Colleen27
DIS Veteran
- Joined
- Mar 31, 2007
I created this fake profile a while ago and this is only the second time I've ever used it, but my life is a whirlwind of stress right now and I don't have anyone to turn to.
My husband and I have been together for 13 years, married for 10. We have two kids, who are in elementary school. We've been in a pleasant but sexless marriage for a while now. I have given 100% of my effort towards being the perfect wife but he works all the time and uses his free time to play video games and watch movies. The kids and I live our lives pretty much undisturbed. I don't work outside the home, but just manage the home, volunteer at the school, teach Sunday school, lead my kids' Scout troops, etc. It's a pretty comfortable life, especially since we have no job woes and have been steadily paying down our debt. I thought I could stay married for the sake of my kids, I really did; letting my kids be my life, not working, giving up on physical affection.
But my husband's been losing his temper with the kids lately and I forced him to go to counseling with me. At counseling, he was full of complaints about me and our marriage, despite me doing basically everything he asked and turning into a Donna Reed clone. And what's the point of staying married if both of you hate it?
It seems that anyone I try to talk about this with has a vested interest in me going one way or the other. My mother told me that I should be grateful my marriage is as good as it is, live in my big house, and keep my mouth shut. She also told me that if complain too much, I'll end up divorced "before I have time to think it through." The one friend I've talk to about it is divorced and she's painted a sunshine and rainbows picture about leaving your husband. She tells me that I'm not living an "authentic life" if I'm living without love.
So what I want to know is, is there anyone who has considered divorce or gone through with divorce and then regretted it? My fear is that the notion of divorce is tainting my thoughts of my husband negatively. We have committed to 6-12 months of counseling but I am not too optimistic. My husband just told me "I'm smarter than that counselor. He can't tell me anything I don't already know.", which doesn't bode well for learning new communication skills.
I have a few thoughts here. First of all, I haven't been divorced so I can't answer your question directly. I have, however, found myself in a similar position with my own marriage in the past and worked through it so I can share a couple of things I discovered along the way.

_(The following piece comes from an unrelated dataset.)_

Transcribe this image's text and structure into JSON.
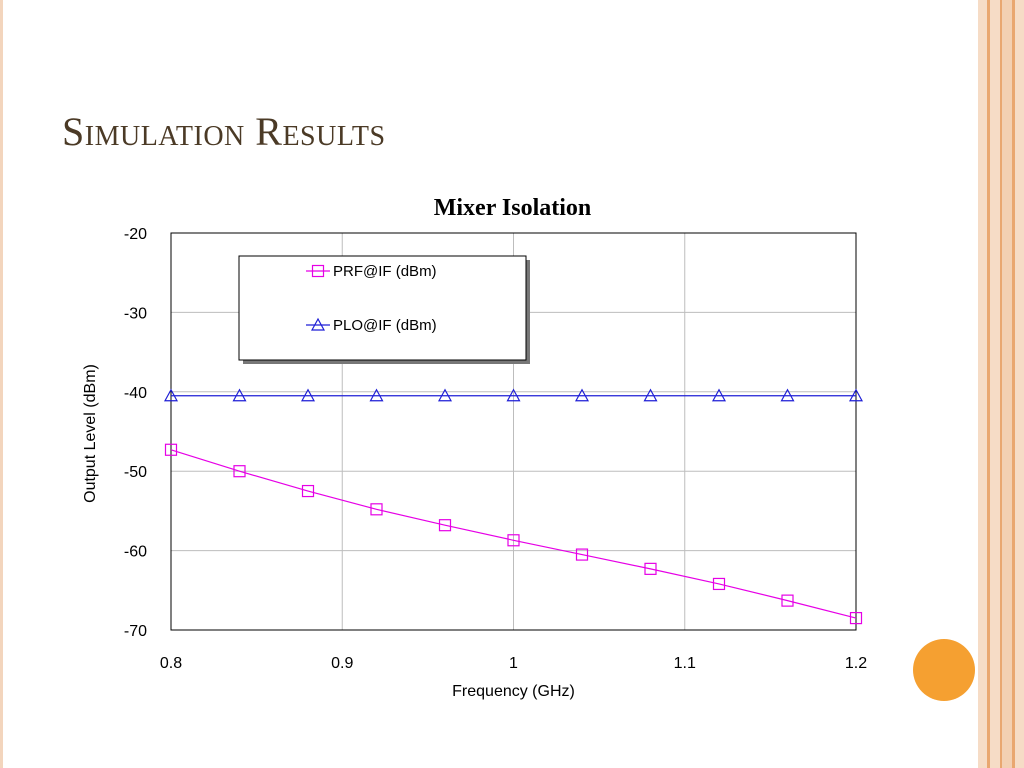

First, you talk about "doing everything he asked and becoming a Donna Reed clone". That sends up a screaming red flag to me. I did the same thing - there was a time in life when I was so focused on being the "perfect" SAHM and housewife that I neglected myself... but my husband didn't fall in love with Donna Reed. He fell in love with me, the person, not the role I fill. By letting my interests get back-burnered for years on end, reining in a lot of my quirks for the sake of harmony, and becoming basically "just" a wife and mom I buried most of what my husband found appealing about me. And I did it because I thought it was what he wanted. I think he even thought it was what he wanted in some ways. But it didn't make either of us happy.
Second, keep in mind that when one thing in a relationship is "off" it taints everything else. Living in a sexless marriage, for example, tends to make both partners more short tempered and nit-picky than they would otherwise be. So try to keep both your own complaints about your husband and any that he might air about you in perspective - are you/is he really talking about something important, or are you/is he overreacting to something that shouldn't be a big-picture issue because of the underlying problems?
Third, be very careful with who you talk to about your relationship. It is easy to get a feeling that the grass is greener from divorced or happily single friends, and it is just as easy to get scared out of making any changes you do need to make by friends who think divorce is a mistake. Try to work through things in your own mind first, or with your counselor. Keep a journal. Make a list. Find a friend or pastor who will just listen without offering opinions. Whatever helps you compose your thoughts without running to someone who you know is going to insert their own two cents into the matter.
Finally, remember that "letting the kids be your life" and "giving up" aren't a solution; they're the path of least resistance. You have to make yourself and your marriage a priority if you want it to thrive. That means you finding room for your own interests and hobbies, and both you and your husband finding ways to reconnect together away from the kids, house, tv, and video games. The fact that he's agreeable to counseling is a good start - he'd probably be just as agreeable to "dating" again to reconnect away from all the ho-hum stuff of everyday life.